Later in the morning, I was leaning against my rarely-occupied helm as the Firefly passed through the Dardanelles, the ancient Hellespont. Sailing northwards here was tricky, and I was already going against the wind and current and having to stay out of the shipping lanes; I didn’t want to have to worry about any nearby ships glancing over, seeing me in my hammock, and calling the coast guard.
I let my attention wander from my ship to the ones nearby, shifting through the enormous oil tanker passing to port and the smaller yachts in front and behind, then focusing deep below me. There were a lot- two hundred and sixteen - of wrecks down there, mostly sunk about a century ago. World War One, probably sunk in the Battle of Gallipoli. I considered anchoring and diving down to get a closer look, but- no. I’d be passing through here again and wouldn’t have to focus nearly as much on the Firefly on the way out.
I spent a couple of days leisurely sailing counterclockwise around the Sea of Marmara rather than cutting straight across to Istanbul. After I made it there and anchored in the marina that would be my base for the next few days, I finally put my international driver’s license to good use and rented a car.
After the second time the guy in the cross-street ran a red light and the third time the guy behind me insulted my mother when I didn’t slam the pedal the second the light turned green, I decided I did not appreciate Blackjack enough. This was a nightmare, and I’d learned to drive in New York City.
I did finally manage to get to the Hagia Sophia and get pictures of it and of the neighboring Sultan Ahmed Mosque before the tourists got kicked out for the afternoon prayers. I wandered down the streets and past the fenced-off ruins of an old Roman-style forum before coming to a large open area, called ‘Freedom Square’ according to my phone.
Before I got into the square, though, I was blocked by a ghost, of the type I’d caught occasional glimpses of in Italy, who looked like he’d just stepped off the Byzantine mosaics in the Hagia Sophia. He was blind, with eyes trailing tears of blood that dripped off his face and disappeared without ever hitting the pavement. Despite that, he didn’t seem to have any problem seeing me.
“Hold, demigod,” the ghost said theatrically, and unsheathed the sword at his side and pointed it at me. “Who are you, and who is your parent?”
“Percy Jackson,” I told him, and, not really liking the whole sword thing, “son of Sally Jackson.”
That made him pause. He raised his bushy eyebrows at me. “You know what I meant.”
“Yeah, but my mom’s awesome. Maybe you should be specific.”
“Very well, son of Sally,” he said, brandishing his sword dramatically, “then who is your divine parent, and are you a student of Chiron?”
“Poseidon,” I said curtly, “and I went to Camp Half-blood, yeah. Who are you?”

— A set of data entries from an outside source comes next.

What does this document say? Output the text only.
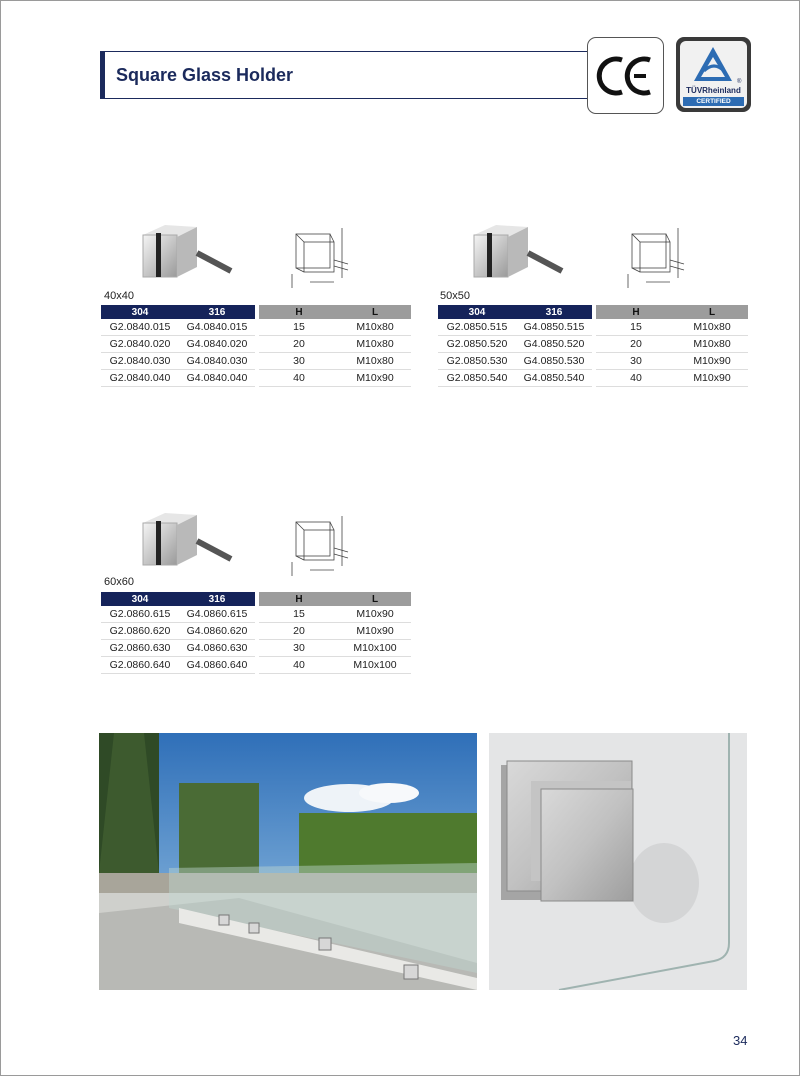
Square Glass Holder	®
TÜVRheinland
CERTIFIED
40x40
304	316		H	L
G2.0840.015	G4.0840.015		15	M10x80
G2.0840.020	G4.0840.020		20	M10x80
G2.0840.030	G4.0840.030		30	M10x80
G2.0840.040	G4.0840.040		40	M10x90
50x50
304	316		H	L
G2.0850.515	G4.0850.515		15	M10x80
G2.0850.520	G4.0850.520		20	M10x80
G2.0850.530	G4.0850.530		30	M10x90
G2.0850.540	G4.0850.540		40	M10x90
60x60
304	316		H	L
G2.0860.615	G4.0860.615		15	M10x90
G2.0860.620	G4.0860.620		20	M10x90
G2.0860.630	G4.0860.630		30	M10x100
G2.0860.640	G4.0860.640		40	M10x100
34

“Excellent! I am Alexios the Fifth, emperor and autocrat of the Romans,” the Greek ghost said to me in Greek, “and son of Athena. So long as you are no child of the Latins, you are welcome in Constantinople, Percy Jackson!”
There wasn’t much resemblance. I wondered if his eyes had been grey once.
“They, ah, don’t call it that anymore,” I told Alexios. “I don’t think it’s the ‘Latins’ you should be worried about.”
“Hah! The Turks!” He sheathed his sword with a flourish. “They were scavengers, just picking over a carcass! It was the Latins that destroyed us, boy, mark my words. The Roman Empire fell to the Crusades, not the Sultan.”
“...you’re speaking Greek,” I pointed out.
“What does that have to do with anything?” he asked blankly.
I decided not to go there.
“They claimed to be here to restore Prince Alexios to the throne, but treachery hid in their hearts! My mother warned me herself- the Doge of Venice, the son of Mercury, wanted to destroy us from the start, wished to take our wealth and history and make it his own! Never trust a Latin, she told me, and she was right!”
Hermes’ kid, I translated mentally. It looked like the names of the gods hadn’t completely gone back to their originals by this guy’s time, though the shift must have started sometime in the Middle Ages. It wasn’t unusual for demigods in opposing positions of power to fight for their country, it had actually been a major problem in World War II, but… “Wait, they wanted to put you on the throne, and you’re complaining about them?”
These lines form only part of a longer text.